Fixed Wireless Access (FWA) nehme weiter stark zu, jedoch nicht in Deutschland. Das sagte Jeff Heynen, Vice President Broadband Access and Home Networking bei den Marktforschern Dell'Oro Group Golem auf Anfrage. "Der deutsche Markt für FWA ist im Vergleich zu anderen EU-Ländern relativ klein. Man betrachtet es dort eher als Brückentechnologie und nicht als Ersatz für Glasfaser."
In einem aktuellen Bericht der kalifornischen Analysten(öffnet im neuen Fenster) hieß es: "Die Dell'Oro Group prognostiziert, dass die Ausgaben für Infrastruktur und CPE (Customer Premises Equipment) im Bereich FWA bis 2029 jährlich über zehn Milliarden US-Dollar liegen werden, da die weltweite Nutzung im privaten und geschäftlichen Bereich weiter zunimmt. Angetrieben durch die starke Dynamik der US-amerikanischen Netzbetreiber und die rasche internationale Expansion etabliert sich FWA als zukunftsfähige Breitbandalternative."
Vorläufige Ergebnisse deuten darauf hin, dass die Gesamtumsätze mit FWA, einschließlich RAN-Ausrüstung, Consumer-Prototypen (CPE) für Privatkunden sowie Routern und Gateways für Unternehmen, im Jahr 2025 voraussichtlich um zehn Prozent stiegen. Mobilfunkbetreiber bauten ihre FWA-Dienste kontinuierlich in weiteren Märkten aus, um unzufriedene DSL- und Kabel-Breitbandkunden zu gewinnen.
Bundesnetzagentur untersucht Potenzial von FWA
"In den USA beobachten wir weiterhin, wie die größten Mobilfunkbetreiber ihre FWA-Dienste in bestehenden und neuen Märkten ausbauen, insbesondere da die FWA-Umsätze die Gesamteinnahmen positiv beeinflusst haben" , erklärte Heynen weiter. "Mobilfunkbetreiber in Indien, Südostasien, Europa und dem Nahen Osten orientieren sich an den US-amerikanischen Betreibern und bauen ihre eigenen FWA-Angebote rasch aus, insbesondere angesichts der unmittelbar bevorstehenden Bedrohung durch Starlink, Amazon, Oneweb und andere LEO-Satelliten-Breitbandanbieter" , sagte er.

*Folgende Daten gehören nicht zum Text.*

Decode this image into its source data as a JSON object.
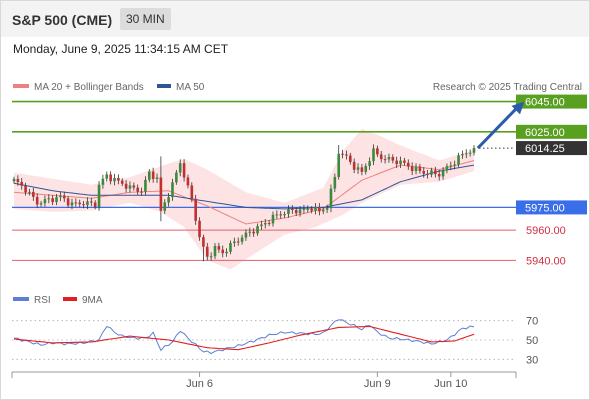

Die Bundesnetzagentur hat im Dezember 2025 in ihrem Jahresbericht untersucht (PDF)(öffnet im neuen Fenster) , wie sich mit FWA eine Grundversorgung mit 10 MBit/s und eine Gigabitversorgung mit 1 GBit/s aus ökonomischer Sicht realisieren lasse. Nötig sei dafür der Einsatz entsprechender Trägerfrequenzen und Bandbreiten. Die damit verbundenen Investitionen in FWA-Anschlüsse seien vergleichbar mit Investitionen, die für eine FTTH-Versorgung zu tätigen sind.
FWA bedeutet, dass das Mobilfunksignal über eine Antenne auf dem Dach oder am Fenster ins Haus gebracht wird, von wo Ethernet-Kabel und Wi-Fi die Versorgung bieten. Gearbeitet wird meist im Bereich 26 bis 60 GHz. Ein einfacher 5G-Router ist kein echtes FWA.